Ty jesteś Januszem, bo się jarasz czymś tylko dlatego że Ci tak powiedzieli i podważasz jego opinię bo to gówno co wpieprzałeś w restauracji rzeczywiście zalatywało. Albo jesteś zwykłym mangozjebem.
Takie wieśniaki jak Ty rzodkwi i chrzanu nie tkną, ale napisać im daikon i wasabi to wpieprzają aż się świńskie uszy trzęsą. Jakby im nasrali i napisali tofu to by się delektowali i jeszcze między sobą dyskutowali jakie to wyrafinowane, plastyczne i subtelne, a jednocześnie świeże i wyraziste.
"Jakby im nasrali i napisali tofu to by się delektowali i jeszcze między sobą dyskutowali jakie to wyrafinowane, plastyczne i subtelne, a jednocześnie świeże i wyraziste."

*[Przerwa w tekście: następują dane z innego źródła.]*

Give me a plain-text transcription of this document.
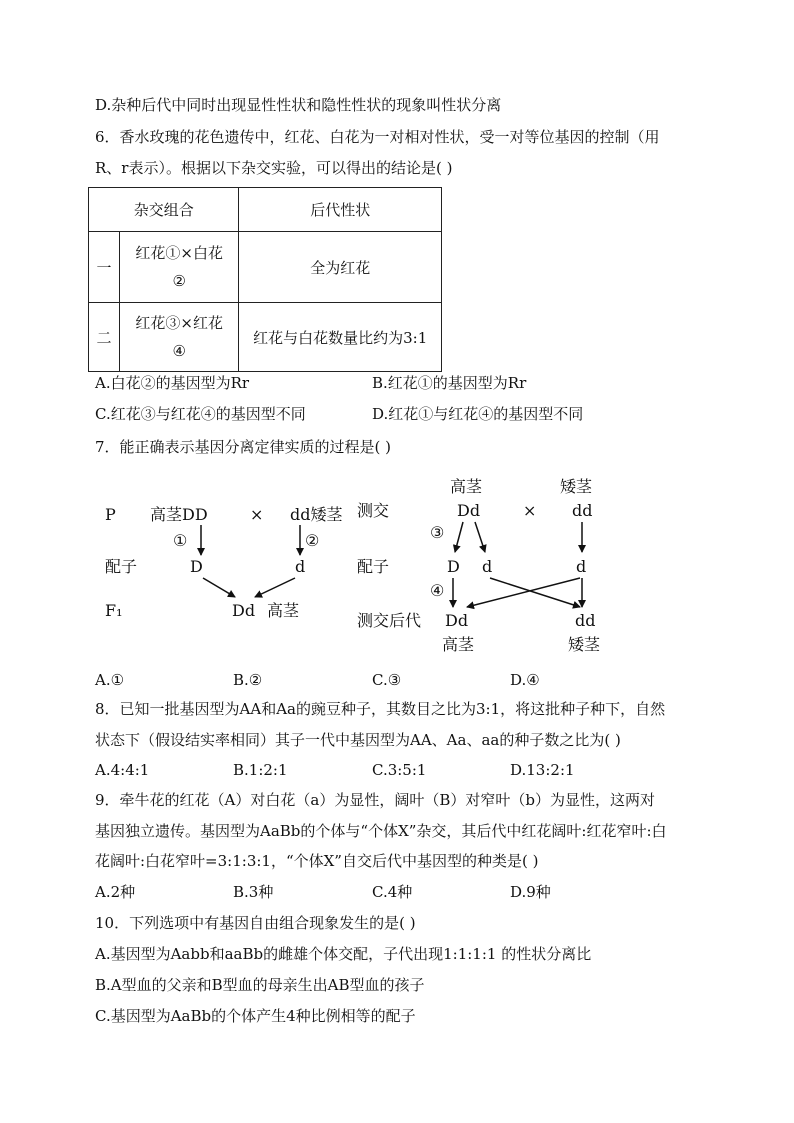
D.杂种后代中同时出现显性性状和隐性性状的现象叫性状分离
6．香水玫瑰的花色遗传中，红花、白花为一对相对性状，受一对等位基因的控制（用
R、r表示）。根据以下杂交实验，可以得出的结论是( )
杂交组合		后代性状
一	红花①×白花
②	全为红花
二	红花③×红花
④	红花与白花数量比约为3:1
A.白花②的基因型为Rr	B.红花①的基因型为Rr
C.红花③与红花④的基因型不同	D.红花①与红花④的基因型不同
7．能正确表示基因分离定律实质的过程是( )
P 高茎DD	× dd矮茎
①	②
配子	D	d
F₁	Dd 高茎
高茎	矮茎
测交	Dd	× dd
③
配子	D d	d
④
测交后代 Dd	dd
高茎	矮茎
A.①	B.②	C.③	D.④
8．已知一批基因型为AA和Aa的豌豆种子，其数目之比为3:1，将这批种子种下，自然
状态下（假设结实率相同）其子一代中基因型为AA、Aa、aa的种子数之比为( )
A.4:4:1	B.1:2:1	C.3:5:1	D.13:2:1
9．牵牛花的红花（A）对白花（a）为显性，阔叶（B）对窄叶（b）为显性，这两对
基因独立遗传。基因型为AaBb的个体与“个体X”杂交，其后代中红花阔叶:红花窄叶:白
花阔叶:白花窄叶=3:1:3:1，“个体X”自交后代中基因型的种类是( )
A.2种	B.3种	C.4种	D.9种
10．下列选项中有基因自由组合现象发生的是( )
A.基因型为Aabb和aaBb的雌雄个体交配，子代出现1:1:1:1 的性状分离比
B.A型血的父亲和B型血的母亲生出AB型血的孩子
C.基因型为AaBb的个体产生4种比例相等的配子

Apropo tego zdania, to za ch*j nie mogę się oprzeć wrażeniu po tak dokładnym opicie, że niejedno gówno już w ryju miałeś
Jakie to polskie! Tasiemiec, sushi, wasabi, gównoburza, wojenki, inwektywy. Ale wszyscy konsekwentnie: Ty, Ciebie, Twój- wielkimi literami.